Follow-up imaging at 4, 8, and 12 weeks after treatment measures the tumour response. This data — tumour profile, vaccine design, measured outcome — feeds back into the dataset that makes every future vaccine more accurate.
Clinical detail for veterinarians
Administration protocol is determined by the treating veterinary oncologist based on the individual case. Typical protocol: intramuscular or intradermal injection, with optional combination with checkpoint inhibitors (Gilvetmab, canine anti-PD-1, conditionally licensed) or tyrosine kinase inhibitors depending on tumour type. Multimodal protocols are developed in consultation with the treating vet. Response assessment follows veterinary RECIST-like criteria adapted for the tumour type. All outcome data — including non-responses — is captured for the comparative oncology dataset.
Timeline Overview
Biopsy
Sequencing
Prediction & Design
Manufacturing
Treatment
Monitoring
Quality and Safety at Every Step
Each vaccine is prescribed by a licensed veterinary oncologist and administered under their clinical supervision. The mRNA platform and lipid nanoparticle delivery system are well-characterised from billions of human COVID-19 vaccine doses. Serious adverse events with mRNA/LNP vaccines are rare. Mild injection-site reactions are the most common side effect.

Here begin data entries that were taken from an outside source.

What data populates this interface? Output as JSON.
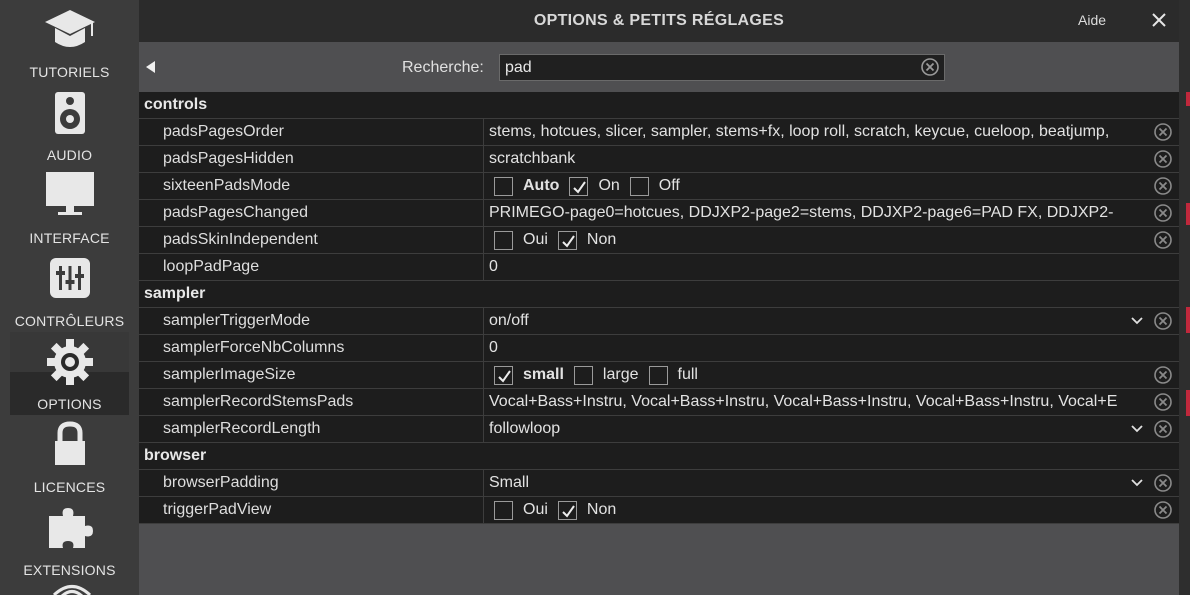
{
  "sidebar": {
    "items": [
      {
        "label": "TUTORIELS",
        "icon": "graduation-cap-icon"
      },
      {
        "label": "AUDIO",
        "icon": "speaker-icon"
      },
      {
        "label": "INTERFACE",
        "icon": "monitor-icon"
      },
      {
        "label": "CONTRÔLEURS",
        "icon": "sliders-icon"
      },
      {
        "label": "OPTIONS",
        "icon": "gear-icon",
        "active": true
      },
      {
        "label": "LICENCES",
        "icon": "lock-icon"
      },
      {
        "label": "EXTENSIONS",
        "icon": "puzzle-icon"
      }
    ]
  },
  "header": {
    "title": "OPTIONS & PETITS RÉGLAGES",
    "help_label": "Aide",
    "close_icon": "close-icon"
  },
  "search": {
    "label": "Recherche:",
    "value": "pad"
  },
  "sections": {
    "controls": {
      "title": "controls",
      "rows": {
        "padsPagesOrder": {
          "name": "padsPagesOrder",
          "value": "stems, hotcues, slicer, sampler, stems+fx, loop roll, scratch, keycue, cueloop, beatjump, "
        },
        "padsPagesHidden": {
          "name": "padsPagesHidden",
          "value": "scratchbank"
        },
        "sixteenPadsMode": {
          "name": "sixteenPadsMode",
          "options": [
            {
              "label": "Auto",
              "checked": false,
              "bold": true
            },
            {
              "label": "On",
              "checked": true,
              "bold": false
            },
            {
              "label": "Off",
              "checked": false,
              "bold": false
            }
          ]
        },
        "padsPagesChanged": {
          "name": "padsPagesChanged",
          "value": "PRIMEGO-page0=hotcues, DDJXP2-page2=stems, DDJXP2-page6=PAD FX, DDJXP2-"
        },
        "padsSkinIndependent": {
          "name": "padsSkinIndependent",
          "options": [
            {
              "label": "Oui",
              "checked": false,
              "bold": false
            },
            {
              "label": "Non",
              "checked": true,
              "bold": false
            }
          ]
        },
        "loopPadPage": {
          "name": "loopPadPage",
          "value": "0"
        }
      }
    },
    "sampler": {
      "title": "sampler",
      "rows": {
        "samplerTriggerMode": {
          "name": "samplerTriggerMode",
          "value": "on/off"
        },
        "samplerForceNbColumns": {
          "name": "samplerForceNbColumns",
          "value": "0"
        },
        "samplerImageSize": {
          "name": "samplerImageSize",
          "options": [
            {
              "label": "small",
              "checked": true,
              "bold": true
            },
            {
              "label": "large",
              "checked": false,
              "bold": false
            },
            {
              "label": "full",
              "checked": false,
              "bold": false
            }
          ]
        },
        "samplerRecordStemsPads": {
          "name": "samplerRecordStemsPads",
          "value": "Vocal+Bass+Instru, Vocal+Bass+Instru, Vocal+Bass+Instru, Vocal+Bass+Instru, Vocal+E"
        },
        "samplerRecordLength": {
          "name": "samplerRecordLength",
          "value": "followloop"
        }
      }
    },
    "browser": {
      "title": "browser",
      "rows": {
        "browserPadding": {
          "name": "browserPadding",
          "value": "Small"
        },
        "triggerPadView": {
          "name": "triggerPadView",
          "options": [
            {
              "label": "Oui",
              "checked": false,
              "bold": false
            },
            {
              "label": "Non",
              "checked": true,
              "bold": false
            }
          ]
        }
      }
    }
  },
  "colors": {
    "sidebar_bg": "#3c3c3c",
    "panel_bg": "#4f4f51",
    "row_bg": "#1d1d1d",
    "accent_red": "#c0283c"
  }
}
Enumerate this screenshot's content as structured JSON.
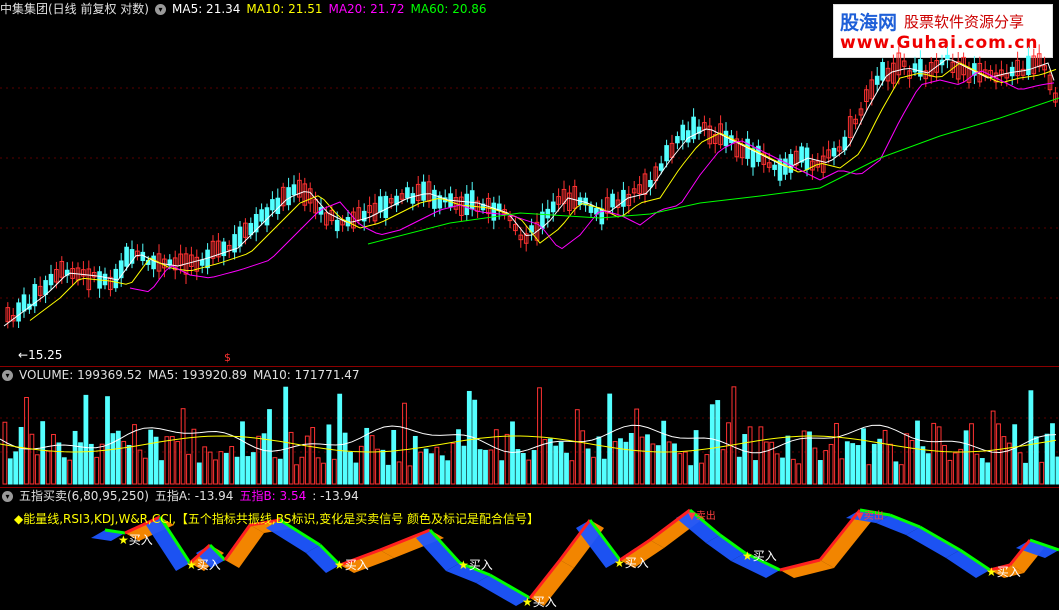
{
  "main_header": {
    "stock_name": "中集集团(日线 前复权 对数)",
    "ma5": "MA5: 21.34",
    "ma10": "MA10: 21.51",
    "ma20": "MA20: 21.72",
    "ma60": "MA60: 20.86"
  },
  "low_marker": "15.25",
  "volume_header": {
    "volume": "VOLUME: 199369.52",
    "ma5": "MA5: 193920.89",
    "ma10": "MA10: 171771.47"
  },
  "indicator_header": {
    "name": "五指买卖(6,80,95,250)",
    "a": "五指A: -13.94",
    "b": "五指B: 3.54",
    "c": ": -13.94"
  },
  "indicator_note": "◆能量线,RSI3,KDJ,W&R,CCI,【五个指标共振线,BS标识,变化是买卖信号 颜色及标记是配合信号】",
  "logo": {
    "title": "股海网",
    "subtitle": "股票软件资源分享",
    "url": "www.Guhai.com.cn"
  },
  "signals": {
    "buy": "买入",
    "sell": "卖出"
  },
  "colors": {
    "up": "#ff3232",
    "down": "#54ffff",
    "ma5": "#ffffff",
    "ma10": "#ffff00",
    "ma20": "#ff00ff",
    "ma60": "#00ff00"
  }
}
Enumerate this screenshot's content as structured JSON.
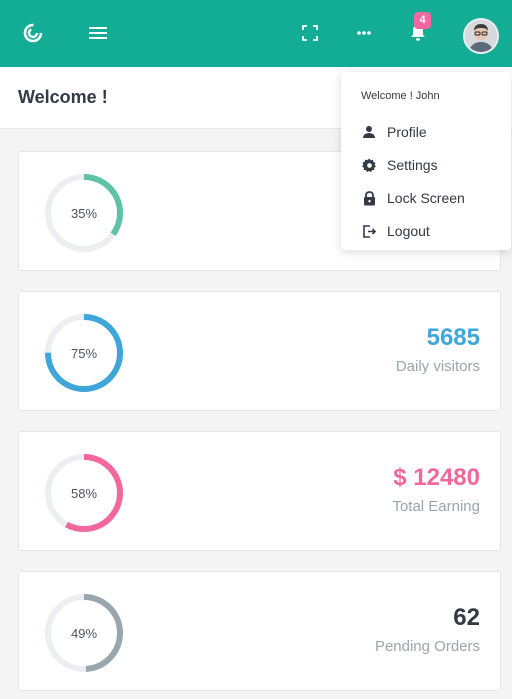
{
  "topbar": {
    "bg_color": "#13ad95",
    "logo_icon": "logo-swirl-icon",
    "menu_icon": "hamburger-icon",
    "fullscreen_icon": "fullscreen-icon",
    "more_icon": "more-dots-icon",
    "notification_icon": "bell-icon",
    "notification_count": "4"
  },
  "header": {
    "title": "Welcome !"
  },
  "cards": [
    {
      "percent": 35,
      "percent_label": "35%",
      "value": "",
      "label": "",
      "color": "#5fc2a6"
    },
    {
      "percent": 75,
      "percent_label": "75%",
      "value": "5685",
      "label": "Daily visitors",
      "color": "#3fa6da"
    },
    {
      "percent": 58,
      "percent_label": "58%",
      "value": "$ 12480",
      "label": "Total Earning",
      "color": "#f1679e"
    },
    {
      "percent": 49,
      "percent_label": "49%",
      "value": "62",
      "label": "Pending Orders",
      "color": "#98a6ad"
    }
  ],
  "dropdown": {
    "greeting": "Welcome ! John",
    "items": [
      {
        "label": "Profile",
        "icon": "user-icon"
      },
      {
        "label": "Settings",
        "icon": "gear-icon"
      },
      {
        "label": "Lock Screen",
        "icon": "lock-icon"
      },
      {
        "label": "Logout",
        "icon": "logout-icon"
      }
    ]
  }
}
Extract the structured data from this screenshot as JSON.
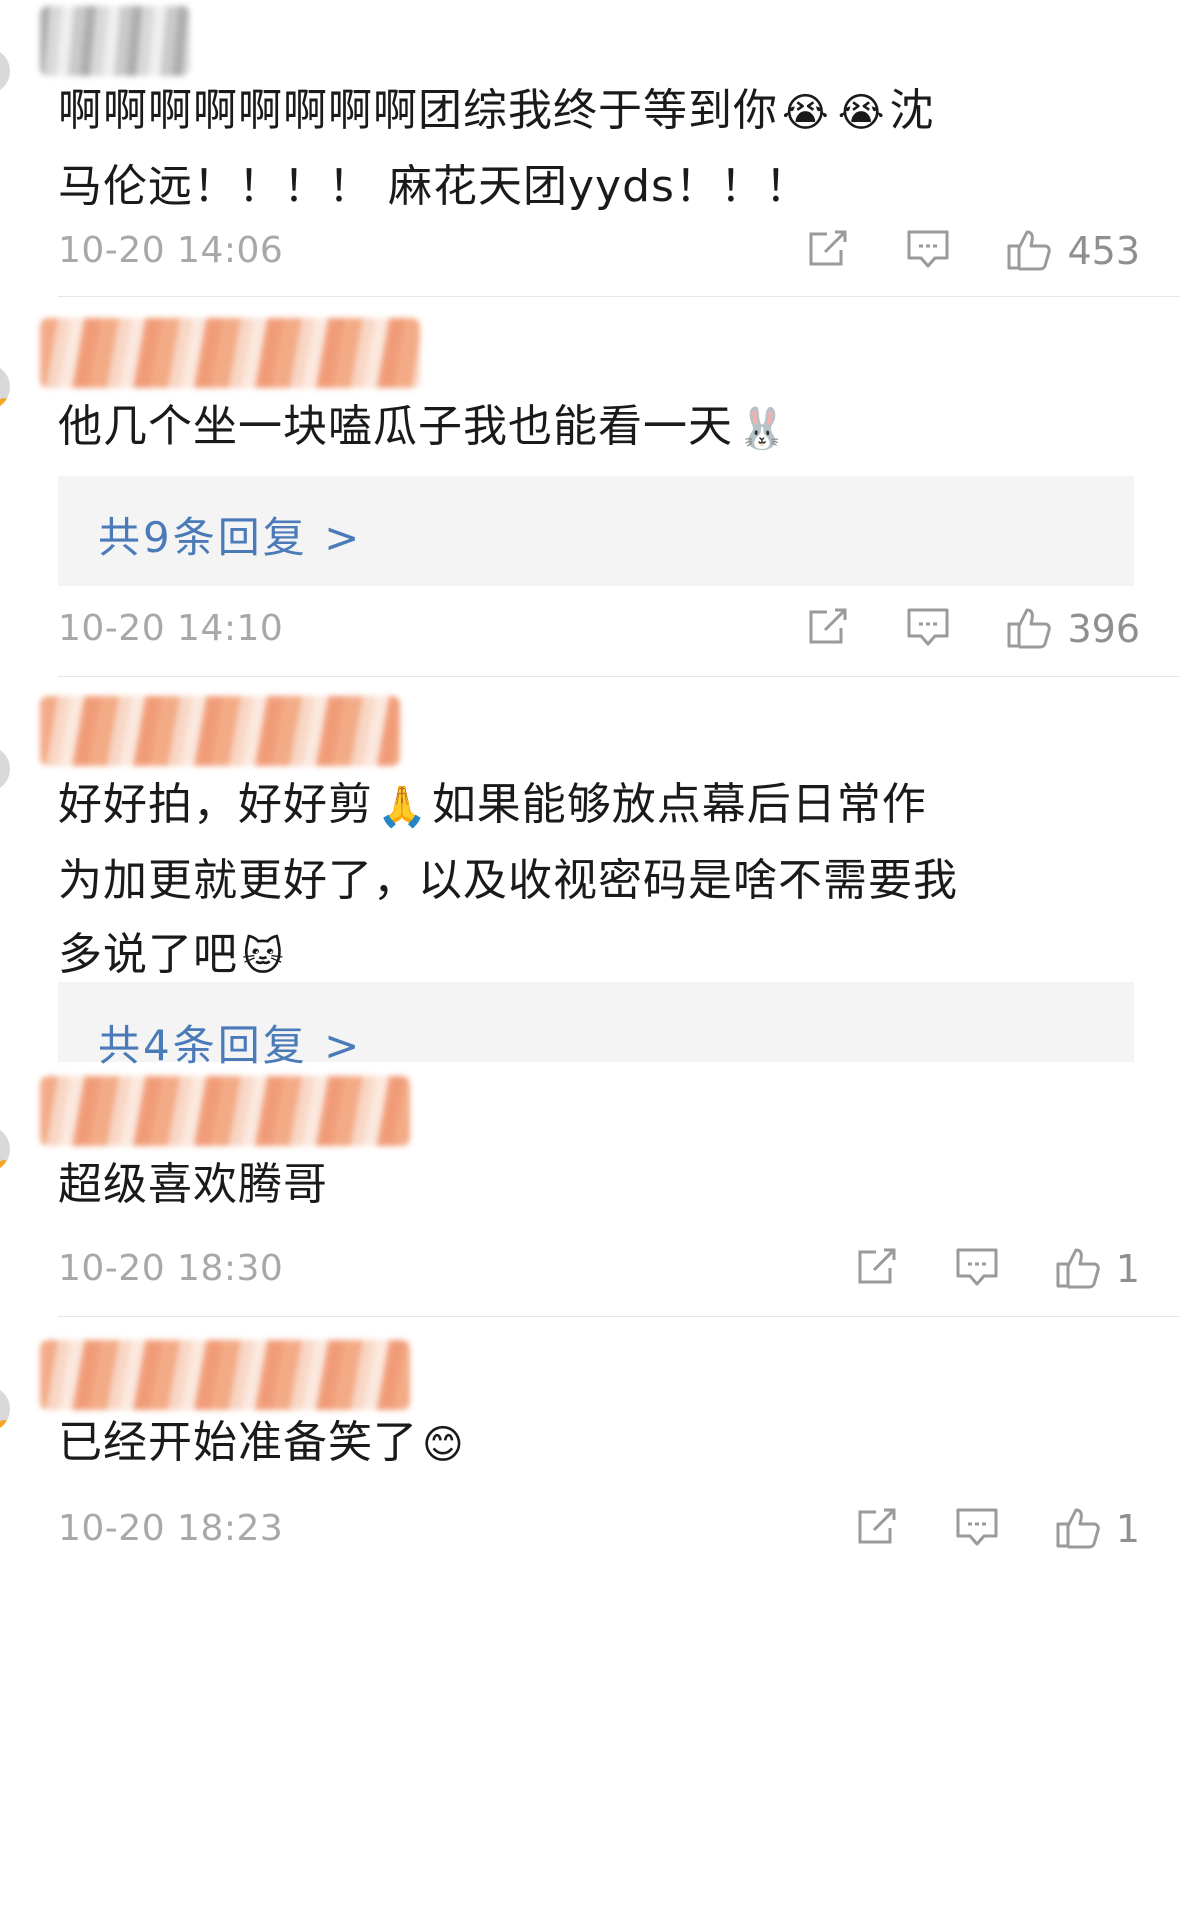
{
  "comments": [
    {
      "text_line1": "啊啊啊啊啊啊啊啊团综我终于等到你",
      "text_line1_tail": "沈",
      "text_line2": "马伦远！！！！ 麻花天团yyds！！！",
      "emoji_1": "crying-face-icon",
      "emoji_2": "crying-face-icon",
      "time": "10-20 14:06",
      "likes": "453"
    },
    {
      "text": "他几个坐一块嗑瓜子我也能看一天",
      "emoji": "bunny-face-icon",
      "replies": "共9条回复 >",
      "time": "10-20 14:10",
      "likes": "396"
    },
    {
      "text_line1": "好好拍，好好剪",
      "text_line1_tail": "如果能够放点幕后日常作",
      "text_line2": "为加更就更好了，以及收视密码是啥不需要我",
      "text_line3": "多说了吧",
      "emoji_1": "folded-hands-icon",
      "emoji_2": "cat-face-icon",
      "replies": "共4条回复 >"
    },
    {
      "text": "超级喜欢腾哥",
      "time": "10-20 18:30",
      "likes": "1"
    },
    {
      "text": "已经开始准备笑了",
      "emoji": "blushing-face-icon",
      "time": "10-20 18:23",
      "likes": "1"
    }
  ],
  "colors": {
    "text": "#1a1a1a",
    "meta": "#a8a8a8",
    "link": "#4a7ab8",
    "reply_bg": "#f4f4f4",
    "divider": "#e6e6e6"
  }
}
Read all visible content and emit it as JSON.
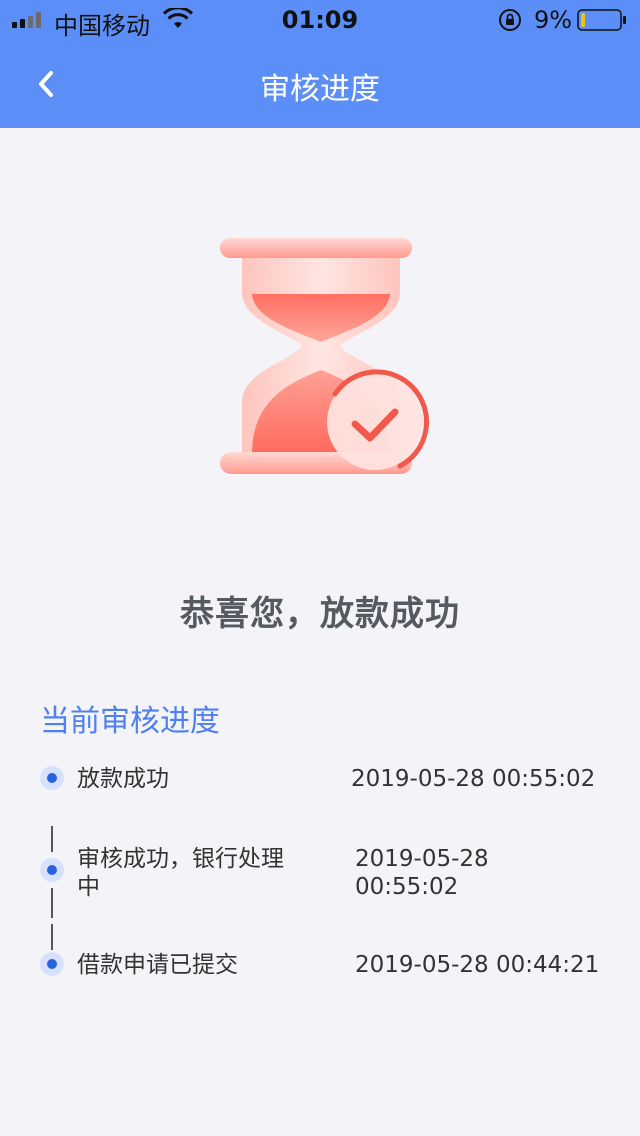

The personalised element — the neoantigen sequence — targets tumour-specific mutations absent from healthy tissue. The vaccine teaches the immune system to attack cells carrying those mutations. It does not affect healthy cells.
Quality control is built into every stage: sequencing QC validates data quality and coverage, variant calling uses multi-caller consensus to minimise false positives, breed-specific filtering removes spurious variants, and the final mRNA product undergoes integrity, purity, sterility, and endotoxin testing before release.